Japanese trading house Mitsui plans to build large-scale solar power plants with the capacity to supply 30,000 households in the tsunami-hit northeast, a newspaper reported Wednesday.

The investment would reach at least tens of billions of yen (hundreds of millions of dollars), and construction may kick off before next March, the mass-circulation Yomiuri Shimbun said in its evening edition.

Mitsui and Co. hopes to create jobs and boost the power supply in the region, which is still struggling to recover from Japan’s worst post-war disaster that sparked the ongoing Fukushima nuclear crisis, the daily said.

The power plants would have total generation capacity of 100,000 kilowatts. Mitsui has already held talks with local authorities and the Tohoku Electric Power Company over the possible location of the plants, the report said.

A Mitsui spokesman said: “We are considering construction of mega solar power plants in Japan, but nothing concrete has been decided.”

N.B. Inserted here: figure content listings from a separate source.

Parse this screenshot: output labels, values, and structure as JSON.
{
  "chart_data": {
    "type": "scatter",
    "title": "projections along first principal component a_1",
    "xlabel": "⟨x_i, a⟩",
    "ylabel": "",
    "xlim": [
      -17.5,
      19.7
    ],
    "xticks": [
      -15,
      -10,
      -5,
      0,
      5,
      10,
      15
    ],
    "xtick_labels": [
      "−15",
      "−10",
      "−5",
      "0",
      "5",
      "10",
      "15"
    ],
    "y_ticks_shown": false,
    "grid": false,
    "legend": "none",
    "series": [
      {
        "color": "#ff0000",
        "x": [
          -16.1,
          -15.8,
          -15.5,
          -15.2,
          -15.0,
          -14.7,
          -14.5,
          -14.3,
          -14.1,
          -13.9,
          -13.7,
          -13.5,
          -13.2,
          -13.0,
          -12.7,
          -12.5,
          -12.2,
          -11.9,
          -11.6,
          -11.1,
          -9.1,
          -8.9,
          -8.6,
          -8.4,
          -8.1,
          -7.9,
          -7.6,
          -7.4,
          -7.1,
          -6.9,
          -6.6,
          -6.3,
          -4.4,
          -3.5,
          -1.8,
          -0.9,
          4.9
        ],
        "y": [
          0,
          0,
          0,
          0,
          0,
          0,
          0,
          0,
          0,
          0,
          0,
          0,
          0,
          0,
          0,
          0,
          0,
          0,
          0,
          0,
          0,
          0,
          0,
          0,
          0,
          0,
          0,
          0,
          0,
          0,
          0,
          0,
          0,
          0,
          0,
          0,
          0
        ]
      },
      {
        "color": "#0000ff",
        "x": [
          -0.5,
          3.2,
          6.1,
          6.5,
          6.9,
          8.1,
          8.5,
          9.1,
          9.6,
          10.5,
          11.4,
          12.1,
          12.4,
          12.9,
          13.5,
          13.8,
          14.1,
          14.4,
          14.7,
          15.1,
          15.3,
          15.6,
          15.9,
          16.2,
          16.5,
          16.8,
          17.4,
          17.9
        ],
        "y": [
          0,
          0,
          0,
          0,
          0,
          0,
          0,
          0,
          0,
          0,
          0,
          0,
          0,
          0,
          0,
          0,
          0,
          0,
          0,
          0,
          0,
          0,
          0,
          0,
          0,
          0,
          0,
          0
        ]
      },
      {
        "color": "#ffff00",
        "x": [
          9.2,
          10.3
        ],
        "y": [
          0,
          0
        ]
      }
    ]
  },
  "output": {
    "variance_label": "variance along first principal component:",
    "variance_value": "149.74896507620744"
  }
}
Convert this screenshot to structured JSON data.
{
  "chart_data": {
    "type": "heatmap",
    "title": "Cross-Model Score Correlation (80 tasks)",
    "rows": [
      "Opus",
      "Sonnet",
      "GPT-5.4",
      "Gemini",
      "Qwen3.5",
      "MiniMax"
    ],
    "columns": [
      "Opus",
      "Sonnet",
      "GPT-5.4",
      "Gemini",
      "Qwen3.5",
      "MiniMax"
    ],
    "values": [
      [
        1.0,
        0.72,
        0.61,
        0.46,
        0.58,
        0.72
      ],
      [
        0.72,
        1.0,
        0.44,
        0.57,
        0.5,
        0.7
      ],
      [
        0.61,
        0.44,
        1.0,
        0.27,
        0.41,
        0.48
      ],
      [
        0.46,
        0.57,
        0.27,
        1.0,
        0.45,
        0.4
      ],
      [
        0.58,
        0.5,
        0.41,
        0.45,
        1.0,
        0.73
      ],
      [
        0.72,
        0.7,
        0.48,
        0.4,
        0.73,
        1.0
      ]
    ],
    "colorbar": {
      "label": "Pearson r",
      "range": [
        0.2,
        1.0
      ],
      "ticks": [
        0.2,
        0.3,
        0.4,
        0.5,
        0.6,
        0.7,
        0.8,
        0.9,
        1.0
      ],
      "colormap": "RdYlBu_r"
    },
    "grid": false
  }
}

Debate has picked up in Japan on a shift toward clean and renewable energy since the Fukushima nuclear plant was hit by the powerful March 11 quake and tsunami, causing radiation to leak into the air, soil and sea.

Prime Minister Naoto Kan has scrapped a national energy plan under which nuclear reactors would meet half of Japan’s energy needs by 2030 and has advocated making renewables “key pillars” of the energy mix.

Japanese telecom company Softbank is separately planning to build large solar power plants in a drive toward more renewable energies.